London called: Le Meridien, in Piccadilly Circus, put the 18-year-old in its Terrace Garden Brasserie — his first full-time restaurant job. It was the start of years of hard graft. Benn tells his story in an understated manner; the pressure, the character conflicts, the hours, the scars — literally — and the joy of it all … moving to the hotel’s prestigious Oak Room. Then moving to the new Marco Pierre White restaurant, The Criterion, also in Piccadilly Circus. “The Criterion was a machine,” he writes. “One week I worked 110 hours in a six-day stint.”

What I like about Benn’s narrative is its lack of hairy-chested boys’ club attitude.
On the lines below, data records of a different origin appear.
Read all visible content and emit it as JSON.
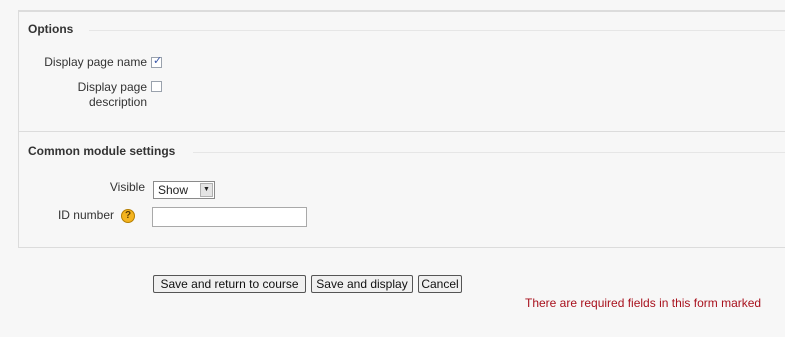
{
  "options": {
    "legend": "Options",
    "display_page_name_label": "Display page name",
    "display_page_name_checked": true,
    "display_page_description_label_line1": "Display page",
    "display_page_description_label_line2": "description",
    "display_page_description_checked": false
  },
  "common": {
    "legend": "Common module settings",
    "visible_label": "Visible",
    "visible_value": "Show",
    "id_number_label": "ID number",
    "id_number_value": "",
    "help_icon_glyph": "?"
  },
  "actions": {
    "save_return_label": "Save and return to course",
    "save_display_label": "Save and display",
    "cancel_label": "Cancel"
  },
  "footer": {
    "required_note": "There are required fields in this form marked"
  },
  "colors": {
    "required_text": "#a8111d",
    "help_icon": "#f4b41f",
    "check_mark": "#3a57a8"
  },
  "icons": {
    "help": "help-icon",
    "dropdown": "chevron-down-icon",
    "check": "check-icon"
  }
}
Benn set off for Australia via Africa, landing in Sydney in November, 1996. Two things happened — professionally — over the next three years. He worked out what he didn’t want to do (cultural hotchpotch) and determined what it was he did.

“I still didn’t know enough about Australian cuisine but the influence from Asia intrigued me. I had been closely watching the young chef Tetsuya Wakuda. I was amazed at the totally different style of food he was creating compared to the rest of the country.”

Chef Martin Benn ( Photo : Sepia)

If fish and England were the trunk of Martin Benn’s food passion, Tetsuya Wakuda gave it Japanesque branches. A Brit and a Japanese were, at different stages, building blocks in the wall of Australian cuisine.

Benn met his partner Vicki Wild at Tetsuya’s and they opened Sepia in May, 2009. It is, without doubt, one of the great restaurants of Australia; the book is stunning. And the Martin Benn story? There are a few chapters yet to be written, trust me.